Again, it is remarkably helpful to write down the routines you find throughout your life … in short simple phrases or longer descriptions, as you choose … in a linear fashion, or grouped by topic, or at least just all in no particular order there on the page(s), as you choose.
And then review your routines.
Review how and where you are spending the time and energy of your life. And ask yourself if you aren’t getting bogged down by routine. (Remember, your ego may want to protest, but keep its chatter on the sidelines.)

Ask yourself, “If I am not fully satisfied with my life right now, how can I expect to change, to improve, if I keep doing all the same things that I always do?”
Where in the world will the positive changes come from if you don’t change where you are investing your time and energy, your mind, heart, body and spirit?
If you keep doing what you are doing in life, of course, you will keep getting exactly what you get in life. Or really you will keep getting less, as excessive routine tends to grind the mind, heart, body and spirit down, as I already noted.
This “A to Z awareness” of your routines, of where you are investing your time and energy, is the first step important step in your journey to achieving whatever it is you know you are meant to achieve – in your career, finances, health, relationships and beyond – and in achieving far greater inner-peace and happiness.
The next step, of course, is the fun part: eliminating some of those routines and instead incorporating new intense experiences into your life.

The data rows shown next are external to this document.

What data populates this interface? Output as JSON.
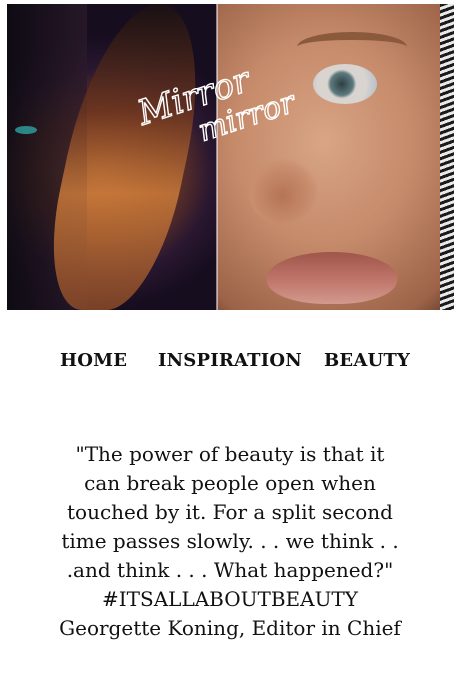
{
  "hero": {
    "logo_line1": "Mirror",
    "logo_line2": "mirror"
  },
  "nav": {
    "items": [
      {
        "label": "HOME"
      },
      {
        "label": "INSPIRATION"
      },
      {
        "label": "BEAUTY"
      }
    ]
  },
  "quote": {
    "lines": [
      "\"The power of beauty is that it",
      "can break people open when",
      "touched by it. For a split second",
      "time passes slowly. . . we think . .",
      ".and think . . . What happened?\""
    ],
    "hashtag": "#ITSALLABOUTBEAUTY",
    "attribution": "Georgette Koning, Editor in Chief"
  }
}
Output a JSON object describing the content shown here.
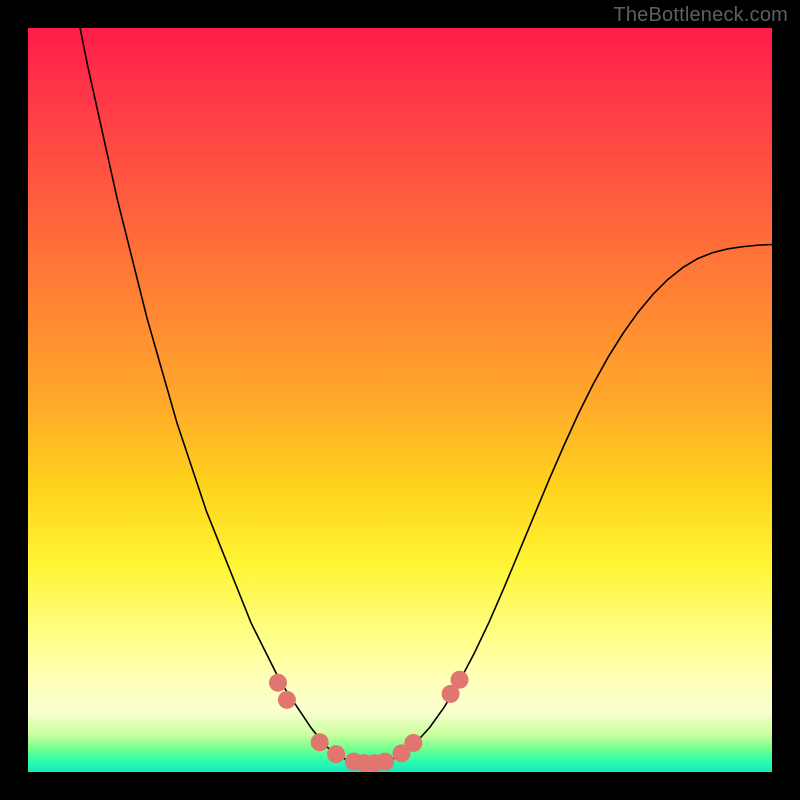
{
  "watermark": "TheBottleneck.com",
  "chart_data": {
    "type": "line",
    "title": "",
    "xlabel": "",
    "ylabel": "",
    "x": [
      0.0,
      0.02,
      0.04,
      0.06,
      0.08,
      0.1,
      0.12,
      0.14,
      0.16,
      0.18,
      0.2,
      0.22,
      0.24,
      0.26,
      0.28,
      0.3,
      0.32,
      0.34,
      0.36,
      0.38,
      0.4,
      0.42,
      0.44,
      0.46,
      0.48,
      0.5,
      0.52,
      0.54,
      0.56,
      0.58,
      0.6,
      0.62,
      0.64,
      0.66,
      0.68,
      0.7,
      0.72,
      0.74,
      0.76,
      0.78,
      0.8,
      0.82,
      0.84,
      0.86,
      0.88,
      0.9,
      0.92,
      0.94,
      0.96,
      0.98,
      1.0
    ],
    "values": [
      1.4,
      1.28,
      1.16,
      1.05,
      0.95,
      0.86,
      0.77,
      0.69,
      0.61,
      0.54,
      0.47,
      0.41,
      0.35,
      0.3,
      0.25,
      0.2,
      0.16,
      0.12,
      0.09,
      0.06,
      0.035,
      0.02,
      0.012,
      0.01,
      0.013,
      0.022,
      0.038,
      0.06,
      0.088,
      0.122,
      0.16,
      0.202,
      0.248,
      0.296,
      0.344,
      0.392,
      0.438,
      0.482,
      0.522,
      0.558,
      0.59,
      0.618,
      0.642,
      0.662,
      0.678,
      0.69,
      0.698,
      0.703,
      0.706,
      0.708,
      0.709
    ],
    "xlim": [
      0,
      1
    ],
    "ylim": [
      0,
      1
    ],
    "grid": false,
    "legend_position": "none",
    "markers": [
      {
        "x": 0.336,
        "y": 0.12
      },
      {
        "x": 0.348,
        "y": 0.097
      },
      {
        "x": 0.392,
        "y": 0.04
      },
      {
        "x": 0.414,
        "y": 0.024
      },
      {
        "x": 0.438,
        "y": 0.014
      },
      {
        "x": 0.452,
        "y": 0.012
      },
      {
        "x": 0.466,
        "y": 0.012
      },
      {
        "x": 0.48,
        "y": 0.014
      },
      {
        "x": 0.502,
        "y": 0.025
      },
      {
        "x": 0.518,
        "y": 0.039
      },
      {
        "x": 0.568,
        "y": 0.105
      },
      {
        "x": 0.58,
        "y": 0.124
      }
    ],
    "gradient_stops": [
      {
        "pos": 0.0,
        "color": "#ff1d48"
      },
      {
        "pos": 0.5,
        "color": "#ffa82a"
      },
      {
        "pos": 0.72,
        "color": "#fff433"
      },
      {
        "pos": 0.92,
        "color": "#f8ffcf"
      },
      {
        "pos": 1.0,
        "color": "#16e7c0"
      }
    ]
  }
}
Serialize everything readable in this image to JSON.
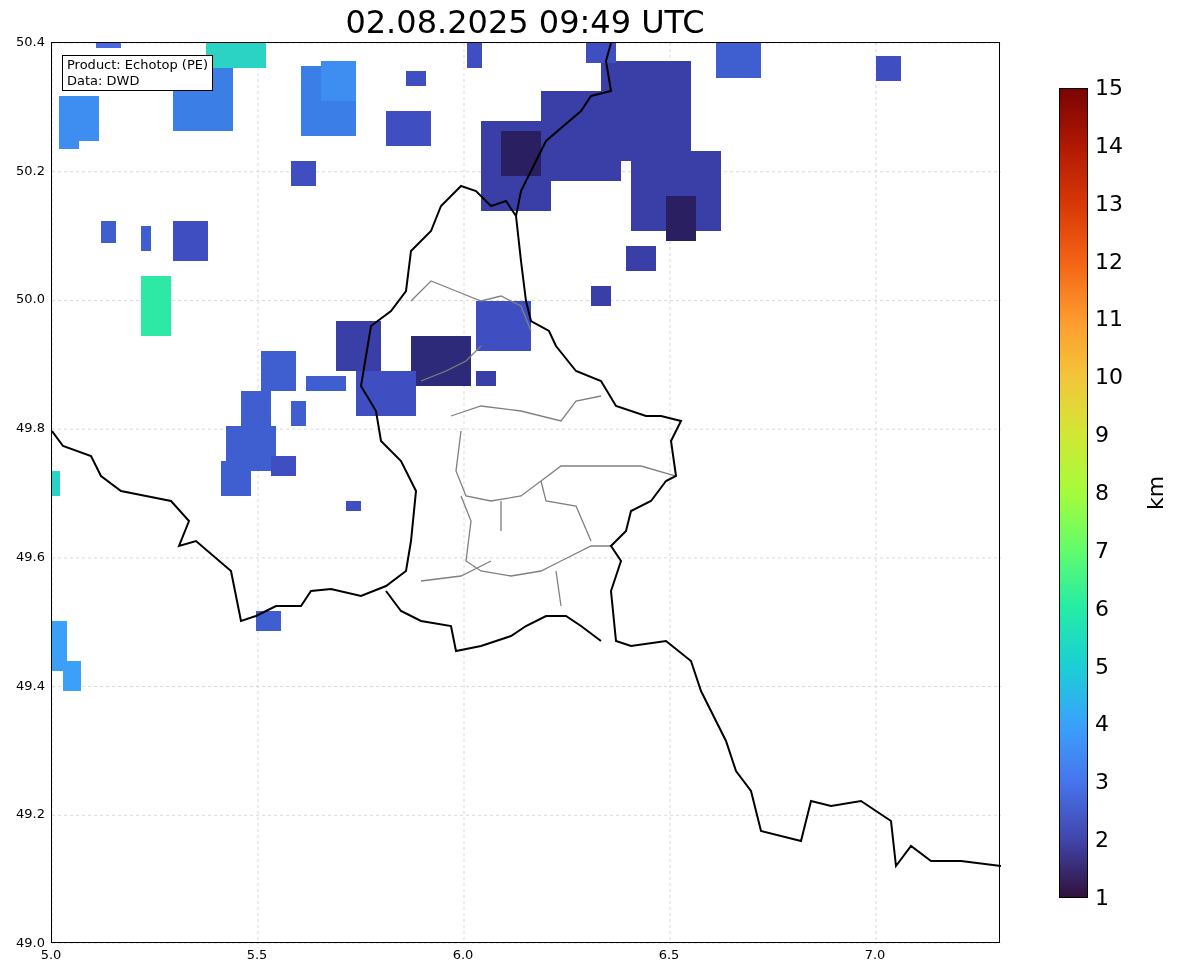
{
  "title": "02.08.2025 09:49 UTC",
  "info_box": {
    "lines": [
      "Product: Echotop (PE)",
      "Data: DWD"
    ]
  },
  "axes": {
    "xticks": [
      "5.0",
      "5.5",
      "6.0",
      "6.5",
      "7.0"
    ],
    "yticks": [
      "50.4",
      "50.2",
      "50.0",
      "49.8",
      "49.6",
      "49.4",
      "49.2",
      "49.0"
    ]
  },
  "colorbar": {
    "label": "km",
    "ticks": [
      "15",
      "14",
      "13",
      "12",
      "11",
      "10",
      "9",
      "8",
      "7",
      "6",
      "5",
      "4",
      "3",
      "2",
      "1"
    ]
  }
}
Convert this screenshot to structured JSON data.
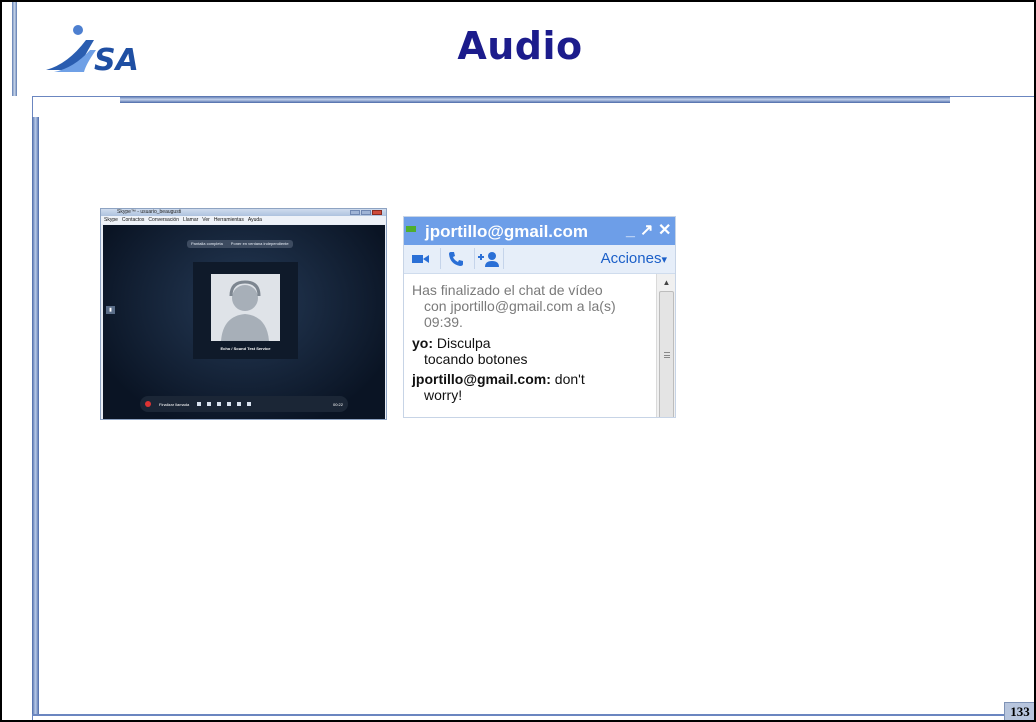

The free Intense Experiences newsletter is a great guide to help you do precisely that, of course.
And as I started this piece of by noting, I spent many years studying highly successful and very happy people. I discovered that they focus their time and energy on new intense experiences … and particularly in nine areas of intense experiences that most other people don’t focus on at all.
The result of all that research (and working closely with them, and coaching others, and writing and rewriting the material, and testing it over years, etc.) is The 9 Intense Experiences, which Wiley publishing released earlier this year and which hit #1 in the U.S., Canada, and Australia (and is even been published in Chinese for release later this year!
The 9 Intense Experiences provides you from eight to twelve different simple but profound “actions” within each of the nine intense experience areas that you can do to rapidly free yourself from “the bog” … you’ll quickly bust through negative thoughts and emotions holding you down in life, discover absolutely amazing things about yourself and the world around you, and be equipped with far greater energy and clarity to achieve whatever matters most to you.
As most powerful, transformative experiences are, the eight to twelve actions within each of the nine intense experiences are enjoyable and easy to do – they don’t require you to abandon your job or turn your life upside down in any way – and yet they provide powerful benefits back to you.
Whether you choose to give your life a serious boost upward with The 9 Intense Experiences or not, though, I do encourage you to review the routines in your life and figure out where you can:


A) Eliminate the excess and
B) Replace it with new intense experiences … doing things that take you deeper, that keep challenging you, that keep expanding you.
I also encourage you to pin that list of routines to your wall so you can keep reminding yourself never to get bogged down again.
Excess routine – especially when many of the routines are mediocre poison – are more deadening to the mind, body, heart and spirit than most people realize. It is as destructive as destructive gets in relation to achieving success and happiness.
But if you take the actions described above, if you eliminate some of that routine and replace with intense experiences, you are going to be pleasantly surprised. That I can guarantee.
Door after door will open for you, some of which you knew were closed, others of which you didn’t even know were there.